Tensei Shitara Slime Datta Ken - Bölüm 140
Bölüm 140: Araştırmanın Sonuçları
Çevirmen: merttnhn1 & Redaktör: Joker
Diyetim daha çeşitli hale geldi.
Önceleri her öğünde tatlı olarak meyve vardı ama şimdi pasta da eklendi.
Ah, yaşamak harika. Pazar günlerini ve diğer resmi tatilleri özel kılmaya karar vermiştim çünkü her gün çok fazla yemekten yorulmuştum.
Hayatım şuan tatmin ediciydi. Bir Balçık olarak reankarne olduğumda, böylesine lüks bir yaşam tarzı sürdürebileceğimi hiç düşünmemiştim.
Doğu İmparatorluğu ile sorunlar olmasa hobimle ilgilenebilirim ama ………..
Son zamanlarda Veldora ve bazı müttefiklerimizle ” İmparotorluğun savaş ilanını öğrendik , acaba önce biz mi saldırsak ? “ diye düşünmüştük.
Bu fikre katılmayanlar olsa da eğer düşünürseniz saldırmak savunmaktan daha kolaydır.
Planlanan işgal rotalarını tutmak için sahaya yayacak yeterince askeri gücümüz yoktu. Öte yandan, hangi rotadan geleceklerini anlayabilmek için sadece keşif birlikleri yerleştirsek bunlarda saldırılara karşı savunmasız kalabilirdi.
Cüce Krallığının bölgesinden istila etmemeleri bekleniyor.
Tarafsız ülke Dwargon Askeri Ulusu, son derece teknolojik silahlarla donatılmış daimi bir orduya sahipti.
Ülke giriş ve çıkış noktaları savunma yapmak için daha uygundu ve şehrin büyüklüğü büyük bir orduyla bile ele geçirmeyi çok zorlaştırıyordu. Bu nedenle ülkenin kendisinin doğal bir kale olduğu söylenebilir.
Deniz yolu da bir seçenek değildi. Gemilerin sayısı yeterli olmayabilirdi ayrıca açık denizlerde hüküm süren büyük şeytani deniz canavarları da vardı.
İhtiyaçları karşılamak ve denizden çıkarma için bir yer bulmak zordu, bu nedenle risk çok yüksek olacak ve deniz rotası seçilmeyecekti. Daha basitçe, gemilerin denize güvenli bir şekilde yelken açıp açamayacağı bilinmiyordu.
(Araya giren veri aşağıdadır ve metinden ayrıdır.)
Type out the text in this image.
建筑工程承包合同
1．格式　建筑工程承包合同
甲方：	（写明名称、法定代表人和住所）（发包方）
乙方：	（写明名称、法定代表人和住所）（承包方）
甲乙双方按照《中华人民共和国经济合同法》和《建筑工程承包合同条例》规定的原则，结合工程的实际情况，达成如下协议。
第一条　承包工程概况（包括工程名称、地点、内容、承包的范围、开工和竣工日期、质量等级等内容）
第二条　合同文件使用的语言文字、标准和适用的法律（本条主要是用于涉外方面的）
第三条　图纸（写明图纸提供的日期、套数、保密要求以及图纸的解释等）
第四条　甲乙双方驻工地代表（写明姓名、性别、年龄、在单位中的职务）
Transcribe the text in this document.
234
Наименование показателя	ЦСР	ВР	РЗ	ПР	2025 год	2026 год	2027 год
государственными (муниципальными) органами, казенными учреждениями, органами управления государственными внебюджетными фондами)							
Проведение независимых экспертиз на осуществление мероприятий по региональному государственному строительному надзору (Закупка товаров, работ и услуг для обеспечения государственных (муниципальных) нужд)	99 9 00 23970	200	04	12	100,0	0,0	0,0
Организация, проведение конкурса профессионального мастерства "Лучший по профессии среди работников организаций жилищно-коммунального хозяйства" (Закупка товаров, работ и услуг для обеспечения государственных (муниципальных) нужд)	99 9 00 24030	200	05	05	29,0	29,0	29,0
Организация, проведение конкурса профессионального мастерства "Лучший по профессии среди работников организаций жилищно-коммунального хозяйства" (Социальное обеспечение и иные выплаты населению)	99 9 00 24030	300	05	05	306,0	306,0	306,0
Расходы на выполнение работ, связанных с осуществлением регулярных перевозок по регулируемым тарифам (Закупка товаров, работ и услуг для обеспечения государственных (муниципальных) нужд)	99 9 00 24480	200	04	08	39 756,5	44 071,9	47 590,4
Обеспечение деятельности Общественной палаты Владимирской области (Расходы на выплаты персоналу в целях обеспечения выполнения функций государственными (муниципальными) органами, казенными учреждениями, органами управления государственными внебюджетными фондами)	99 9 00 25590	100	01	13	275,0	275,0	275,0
Benzer şekilde, ejderhaların yaşadığı dağ silsilesi de bir seçenek değildi.
Geriye kalan tek seçenek Büyük Jura Ormanı’ndan geçen rotalardı.
Jura ormanında orduların geçebileceği üç rota bulunuyordu.
Ancak bu rotalardan biri Cüce Krallığı’na bitişik bir bölgeydi. Tempest ve Dwargon’un ortak bir kıskaç harekatı uygula ihtimali bulunduğundan izinsiz bir askeri geçişte bu rotayı kullanacaklarını düşünmüyordum.
Sonunda, diğer iki rota işgal için en olası olanlardı. Ordu, teoride iki rotayı birden ordularını ikiye bölüp kullanabilirdi.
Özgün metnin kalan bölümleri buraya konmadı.